While most TV pilots get bogged down with backstory, spending the bulk of their time on plot rather than giving the audience an idea of what a typical episode will look like, the Mulaney pilot dives right in without devoting any time to unnecessary exposition. Mulaney, who also created the show, stars as a fictional version of himself who lives in Brooklyn and writes for a TV game show. He’s the core of an ensemble cast that includes Elliott Gould as his gay neighbor Oscar, SNL’s Nasim Pedrad and stand-up Griffin Newman as his roommates Jane and Seymour, stand-up Seaton Smith as his comedian friend Motif, and Martin Short as his game show host boss Lou Cannon.
Short is perfectly cast as a bigheaded game show host; there hasn’t been a role better suited for him in decades – or possibly ever. Mulaney and Short have instant chemistry with each other, and Short seemed to improvise a good chunk of his dialogue, which went over really well with the audience. While watching Short work and improvise was the highlight of the taping, everyone in the cast gave a great performance and already had a good handle on their characters in the first (and hopefully not last) episode. The rapport between Mulaney and the actors who play his roommates, Nasim Pedrad and Griffin Newman, is strong and leads to some of the pilot’s best scenes.

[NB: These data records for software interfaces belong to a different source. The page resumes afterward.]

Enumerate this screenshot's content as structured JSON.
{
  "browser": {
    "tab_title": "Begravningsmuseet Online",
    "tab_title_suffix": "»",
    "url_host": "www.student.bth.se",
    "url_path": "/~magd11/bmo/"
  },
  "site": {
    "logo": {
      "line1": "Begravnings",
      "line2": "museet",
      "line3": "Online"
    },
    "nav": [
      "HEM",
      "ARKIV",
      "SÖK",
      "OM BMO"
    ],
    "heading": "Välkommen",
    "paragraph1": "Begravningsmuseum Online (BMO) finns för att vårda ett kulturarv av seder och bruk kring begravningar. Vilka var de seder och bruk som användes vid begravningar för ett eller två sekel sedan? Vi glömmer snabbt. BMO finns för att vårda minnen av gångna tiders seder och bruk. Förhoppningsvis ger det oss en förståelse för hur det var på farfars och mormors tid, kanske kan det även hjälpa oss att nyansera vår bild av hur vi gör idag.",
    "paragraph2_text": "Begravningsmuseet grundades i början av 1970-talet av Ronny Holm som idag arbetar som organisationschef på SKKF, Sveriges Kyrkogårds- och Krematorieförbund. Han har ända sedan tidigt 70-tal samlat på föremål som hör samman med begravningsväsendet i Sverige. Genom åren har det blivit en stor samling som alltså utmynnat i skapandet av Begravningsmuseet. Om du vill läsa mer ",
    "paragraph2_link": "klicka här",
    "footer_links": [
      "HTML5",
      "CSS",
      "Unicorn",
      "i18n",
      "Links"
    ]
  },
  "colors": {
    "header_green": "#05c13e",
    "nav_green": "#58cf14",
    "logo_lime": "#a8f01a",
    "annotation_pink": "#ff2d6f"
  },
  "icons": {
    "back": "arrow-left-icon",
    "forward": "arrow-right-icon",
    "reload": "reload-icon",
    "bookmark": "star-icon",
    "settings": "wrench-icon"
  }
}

Some fans online have expressed concern that Mulaney is a multi-camera show with a live audience when the bulk of the funniest, coolest sitcoms in the past decade have been single-camera with no audience, but let me assure you that the pilot is just as dense with jokes as a single-camera show and having an audience there doesn’t change the pacing of the humor too much. Some of the best sitcoms ever, from Taxi to Cheers, Seinfeld to NewsRadio, have been multi-cam, and there’s no reason a multi-cam show today can’t be good. Mulaney excels in the format and brings sharp witty comedy back to the three-camera world. A performer like Martin Short can feed off of a live audience, energizing him in a way that wouldn’t be possible if he was just playing to a bunch of crew members trying to do their jobs and not laugh. The rest of the ensemble is packed with performers with live audience experience like stand-ups Mulaney, Newman, and Smith, SNL cast member Nasim Pedrad, and frequent SNL host Elliott Gould.
While the multi-cam format suits the show, it’s still a surprising choice for a hip, young show from NBC that’s mostly produced by folks from the single-camera world. To help adjust to the medium, Mulaney hired three-camera veteran Andy Ackerman, who directed four entire seasons of Seinfeld amongst countless other shows. Robert Carlock, who was Tina Fey’s co-showrunner on 30 Rock,  is serving as an executive producer and writer and he has plenty of traditional sitcom experience. Also, the audience warm-up guy was straight out of 1993. Lorne Michaels and longtime 30 Rock and Parks and Rec producer David Miner are also working on the show, as is SNL writer Marika Sawyer, making up an impressive comedy brain trust responsible for every other funny show on the air these past two decades.
With a solid pilot for Mulaney in the bank and a ton of space to fill on NBC’s fall schedule, the show seems like a shoo-in for a fall pick up. It’d be a real shame if that’s the last episode of Mulaney I ever get to see.